Le contenu des résumés non techniques (RNT) est rédigé à des fins de communication par les établissements d'expérimentation animale. Ces résumés sont donc soumis, au minimum, au biais de désirabilité sociale, qui peut avoir pour conséquence de mettre en avant de manière détaillée les bénéfices attendus et de limiter les détails et la description des contraintes imposées aux animaux. Par ailleurs, n'étant pas sourcées ni soumises à une relecture par les pairs, les affirmations contenues dans les RNT sur des sujets scientifiques n'ont aucune valeur de preuve, mais fournissent des indications sur le cadre théorique dans lequel les établissements travaillent.

Objectifs et bénéfices escomptés du projet

Décrire les objectifs du projet.

L’obésité et le diabète constituent deux enjeux majeurs de santé publique à l’échelle mondiale. Selon l’Organisation mondiale de la santé, la prévalence de l’obésité a presque triplé depuis 1975 : plus d’un milliard de personnes vivent désormais avec une obésité, dont une proportion croissante d’enfants et d’adolescents. Cette progression s’accompagne d’une augmentation rapide du diabète de type 2, fortement associé au surpoids et à la sédentarité. D’après l’International Diabetes Federation, environ 537 millions d’adultes vivaient avec un diabète en 2021, et ce chiffre pourrait dépasser 640 millions d’ici 2030. En Europe, la prévalence du diabète avoisine 8 à 10 % chez l’adulte, avec un poids économique considérable pour les systèmes de santé en raison des complications associées.
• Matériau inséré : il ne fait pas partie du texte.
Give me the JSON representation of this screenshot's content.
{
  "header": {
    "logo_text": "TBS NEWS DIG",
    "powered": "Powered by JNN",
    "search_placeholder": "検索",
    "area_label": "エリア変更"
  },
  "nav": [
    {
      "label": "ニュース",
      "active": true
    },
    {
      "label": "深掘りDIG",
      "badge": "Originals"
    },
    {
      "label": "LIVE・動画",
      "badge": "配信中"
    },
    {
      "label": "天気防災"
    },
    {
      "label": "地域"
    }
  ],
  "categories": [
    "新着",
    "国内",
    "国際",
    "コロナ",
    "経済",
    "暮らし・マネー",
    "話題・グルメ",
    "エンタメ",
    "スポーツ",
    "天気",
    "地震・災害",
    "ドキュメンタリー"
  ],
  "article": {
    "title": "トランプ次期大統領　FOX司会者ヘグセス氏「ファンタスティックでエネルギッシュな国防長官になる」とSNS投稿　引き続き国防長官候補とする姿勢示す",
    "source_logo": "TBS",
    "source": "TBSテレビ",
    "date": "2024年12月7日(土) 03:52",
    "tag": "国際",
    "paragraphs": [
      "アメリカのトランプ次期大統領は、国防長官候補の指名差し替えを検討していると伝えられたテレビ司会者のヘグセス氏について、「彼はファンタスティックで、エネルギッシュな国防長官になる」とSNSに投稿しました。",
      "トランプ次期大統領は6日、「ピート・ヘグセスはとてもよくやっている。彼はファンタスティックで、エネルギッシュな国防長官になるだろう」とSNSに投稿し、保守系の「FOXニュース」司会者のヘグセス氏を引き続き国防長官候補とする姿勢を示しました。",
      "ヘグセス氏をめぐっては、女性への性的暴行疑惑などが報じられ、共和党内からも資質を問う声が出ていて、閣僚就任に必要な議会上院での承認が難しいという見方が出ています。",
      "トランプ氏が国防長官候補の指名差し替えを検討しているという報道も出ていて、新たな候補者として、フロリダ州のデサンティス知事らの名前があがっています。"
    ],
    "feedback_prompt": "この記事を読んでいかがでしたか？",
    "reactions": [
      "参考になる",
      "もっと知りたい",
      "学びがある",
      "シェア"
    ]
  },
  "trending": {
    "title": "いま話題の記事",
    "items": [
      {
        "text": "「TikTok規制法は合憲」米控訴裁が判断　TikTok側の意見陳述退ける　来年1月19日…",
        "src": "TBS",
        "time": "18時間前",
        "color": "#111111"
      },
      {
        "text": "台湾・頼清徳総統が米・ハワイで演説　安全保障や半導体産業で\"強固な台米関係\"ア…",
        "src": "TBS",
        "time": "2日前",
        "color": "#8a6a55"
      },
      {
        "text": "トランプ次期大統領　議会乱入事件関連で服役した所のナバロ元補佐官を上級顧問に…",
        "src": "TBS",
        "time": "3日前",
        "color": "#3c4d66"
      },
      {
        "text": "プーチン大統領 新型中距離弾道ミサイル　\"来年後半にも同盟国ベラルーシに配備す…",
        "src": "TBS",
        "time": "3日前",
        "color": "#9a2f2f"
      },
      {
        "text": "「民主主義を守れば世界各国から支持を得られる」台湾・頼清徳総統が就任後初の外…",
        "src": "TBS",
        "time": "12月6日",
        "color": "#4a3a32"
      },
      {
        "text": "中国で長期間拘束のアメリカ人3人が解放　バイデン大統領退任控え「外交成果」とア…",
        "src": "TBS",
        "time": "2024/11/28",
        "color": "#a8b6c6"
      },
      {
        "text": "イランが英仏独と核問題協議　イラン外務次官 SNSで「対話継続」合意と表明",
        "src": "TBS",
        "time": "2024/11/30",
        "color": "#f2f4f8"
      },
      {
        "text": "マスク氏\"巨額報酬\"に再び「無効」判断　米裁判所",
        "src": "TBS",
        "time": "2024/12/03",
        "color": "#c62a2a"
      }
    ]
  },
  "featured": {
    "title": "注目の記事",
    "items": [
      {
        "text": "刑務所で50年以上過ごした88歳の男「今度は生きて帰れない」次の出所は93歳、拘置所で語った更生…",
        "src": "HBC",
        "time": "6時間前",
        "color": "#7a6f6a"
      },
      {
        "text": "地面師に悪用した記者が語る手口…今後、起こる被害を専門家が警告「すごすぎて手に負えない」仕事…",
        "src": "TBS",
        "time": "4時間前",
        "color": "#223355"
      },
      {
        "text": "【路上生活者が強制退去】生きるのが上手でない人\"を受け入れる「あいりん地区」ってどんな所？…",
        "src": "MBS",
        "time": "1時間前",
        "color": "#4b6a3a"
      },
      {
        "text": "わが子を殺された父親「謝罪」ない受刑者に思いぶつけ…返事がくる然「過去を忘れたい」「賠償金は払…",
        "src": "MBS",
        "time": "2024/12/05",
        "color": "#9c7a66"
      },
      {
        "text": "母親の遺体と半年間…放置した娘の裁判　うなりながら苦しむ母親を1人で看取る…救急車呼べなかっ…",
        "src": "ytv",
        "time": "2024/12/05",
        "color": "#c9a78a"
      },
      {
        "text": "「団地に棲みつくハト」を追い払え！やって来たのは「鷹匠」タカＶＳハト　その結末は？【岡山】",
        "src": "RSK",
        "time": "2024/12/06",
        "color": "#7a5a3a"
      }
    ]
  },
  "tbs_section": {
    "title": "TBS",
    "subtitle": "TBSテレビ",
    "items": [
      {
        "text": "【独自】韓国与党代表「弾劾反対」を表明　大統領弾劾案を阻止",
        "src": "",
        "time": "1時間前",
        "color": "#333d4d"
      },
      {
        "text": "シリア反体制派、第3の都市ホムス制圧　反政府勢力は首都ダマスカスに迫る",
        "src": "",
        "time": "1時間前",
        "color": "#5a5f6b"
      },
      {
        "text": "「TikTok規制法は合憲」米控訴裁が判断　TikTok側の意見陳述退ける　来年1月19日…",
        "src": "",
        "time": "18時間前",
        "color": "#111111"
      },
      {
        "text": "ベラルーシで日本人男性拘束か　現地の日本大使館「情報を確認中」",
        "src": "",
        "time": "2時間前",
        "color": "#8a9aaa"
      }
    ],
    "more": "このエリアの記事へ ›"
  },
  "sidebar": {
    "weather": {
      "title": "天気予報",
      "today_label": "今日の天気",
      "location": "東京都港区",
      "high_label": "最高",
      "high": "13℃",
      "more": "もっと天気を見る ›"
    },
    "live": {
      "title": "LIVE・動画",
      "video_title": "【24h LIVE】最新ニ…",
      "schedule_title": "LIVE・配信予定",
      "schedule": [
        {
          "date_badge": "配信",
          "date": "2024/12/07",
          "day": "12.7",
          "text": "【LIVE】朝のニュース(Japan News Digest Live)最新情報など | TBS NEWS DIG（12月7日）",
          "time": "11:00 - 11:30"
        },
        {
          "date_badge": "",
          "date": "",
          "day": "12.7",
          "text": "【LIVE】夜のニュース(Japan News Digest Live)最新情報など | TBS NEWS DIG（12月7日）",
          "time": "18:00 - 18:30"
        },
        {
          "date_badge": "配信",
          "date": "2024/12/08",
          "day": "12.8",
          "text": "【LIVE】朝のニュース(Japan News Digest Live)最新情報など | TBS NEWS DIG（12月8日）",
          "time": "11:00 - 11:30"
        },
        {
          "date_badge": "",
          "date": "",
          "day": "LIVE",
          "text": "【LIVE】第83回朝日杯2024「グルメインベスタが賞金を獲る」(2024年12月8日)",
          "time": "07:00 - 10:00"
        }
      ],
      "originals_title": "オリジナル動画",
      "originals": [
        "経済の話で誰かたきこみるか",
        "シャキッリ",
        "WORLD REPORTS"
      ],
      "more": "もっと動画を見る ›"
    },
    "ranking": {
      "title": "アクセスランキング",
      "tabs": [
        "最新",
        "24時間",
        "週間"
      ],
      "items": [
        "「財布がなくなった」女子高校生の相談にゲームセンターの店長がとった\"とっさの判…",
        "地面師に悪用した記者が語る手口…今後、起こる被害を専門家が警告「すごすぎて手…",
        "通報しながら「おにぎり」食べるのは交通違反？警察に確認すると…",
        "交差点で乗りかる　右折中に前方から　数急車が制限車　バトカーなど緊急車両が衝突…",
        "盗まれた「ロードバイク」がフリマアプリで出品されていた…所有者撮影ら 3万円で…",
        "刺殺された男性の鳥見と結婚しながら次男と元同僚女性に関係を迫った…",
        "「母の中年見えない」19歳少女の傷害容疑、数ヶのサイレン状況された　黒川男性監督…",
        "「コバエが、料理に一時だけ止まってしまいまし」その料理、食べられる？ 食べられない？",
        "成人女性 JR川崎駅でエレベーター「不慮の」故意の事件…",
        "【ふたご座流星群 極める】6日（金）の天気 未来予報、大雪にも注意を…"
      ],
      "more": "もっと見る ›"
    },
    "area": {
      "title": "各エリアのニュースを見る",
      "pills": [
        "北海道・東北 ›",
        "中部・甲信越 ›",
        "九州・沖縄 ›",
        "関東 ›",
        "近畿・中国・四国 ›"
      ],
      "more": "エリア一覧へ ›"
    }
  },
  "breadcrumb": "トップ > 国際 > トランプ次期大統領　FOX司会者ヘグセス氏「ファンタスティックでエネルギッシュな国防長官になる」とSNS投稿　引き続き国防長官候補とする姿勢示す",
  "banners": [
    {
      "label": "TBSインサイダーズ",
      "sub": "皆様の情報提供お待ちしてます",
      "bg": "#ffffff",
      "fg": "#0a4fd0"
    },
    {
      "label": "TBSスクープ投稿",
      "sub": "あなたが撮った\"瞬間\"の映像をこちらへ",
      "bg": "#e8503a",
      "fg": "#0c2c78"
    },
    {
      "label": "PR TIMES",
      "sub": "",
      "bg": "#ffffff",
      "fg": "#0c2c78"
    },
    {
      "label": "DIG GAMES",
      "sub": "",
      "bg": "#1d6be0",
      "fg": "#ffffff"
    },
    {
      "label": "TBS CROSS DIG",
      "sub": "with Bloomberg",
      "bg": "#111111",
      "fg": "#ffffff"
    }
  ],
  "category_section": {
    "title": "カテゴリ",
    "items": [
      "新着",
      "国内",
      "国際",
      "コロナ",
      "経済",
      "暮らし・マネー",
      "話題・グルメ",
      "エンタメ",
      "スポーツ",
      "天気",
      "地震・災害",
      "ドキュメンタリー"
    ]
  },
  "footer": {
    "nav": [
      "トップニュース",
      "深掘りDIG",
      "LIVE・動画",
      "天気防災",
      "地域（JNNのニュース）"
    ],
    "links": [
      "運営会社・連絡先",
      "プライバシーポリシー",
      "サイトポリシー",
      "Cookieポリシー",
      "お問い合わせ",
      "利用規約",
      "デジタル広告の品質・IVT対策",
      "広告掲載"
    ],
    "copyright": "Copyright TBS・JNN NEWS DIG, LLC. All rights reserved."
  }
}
Les traitements de ces maladies reposent en grande partie sur l’utilisation de différents types de molécules actives agissant sur la glycémie ou le métabolisme. Cependant, l’efficacité d’un médicament ne dépend pas uniquement de la molécule active qu’il contient, mais aussi de la manière dont elle est formulée et présenté. La forme pharmaceutique, c’est-à-dire la manière dont un médicament est présenté (comprimé, gélule), joue un rôle essentiel dans son efficacité. Elle influence la vitesse à laquelle le principe actif est libéré dans l’organisme, son absorption et donc l’intensité et la durée de son action. Les excipients, souvent perçus comme de simples composants « inactifs », sont également déterminants : ils assurent la stabilité du médicament, facilitent sa dissolution et son absorption. Ainsi, le choix de la forme pharmaceutique et des excipients ne relève pas seulement de la fabrication, mais constitue un levier majeur pour optimiser l’efficacité des traitements. Le but du projet est de tester de nouveau excipient qui ont vocation à améliorer l’efficacité de molécules pour mettre à disposition des thérapeutes un large panel de médicaments à action rapide ou lente pour le traitement ces pathologies.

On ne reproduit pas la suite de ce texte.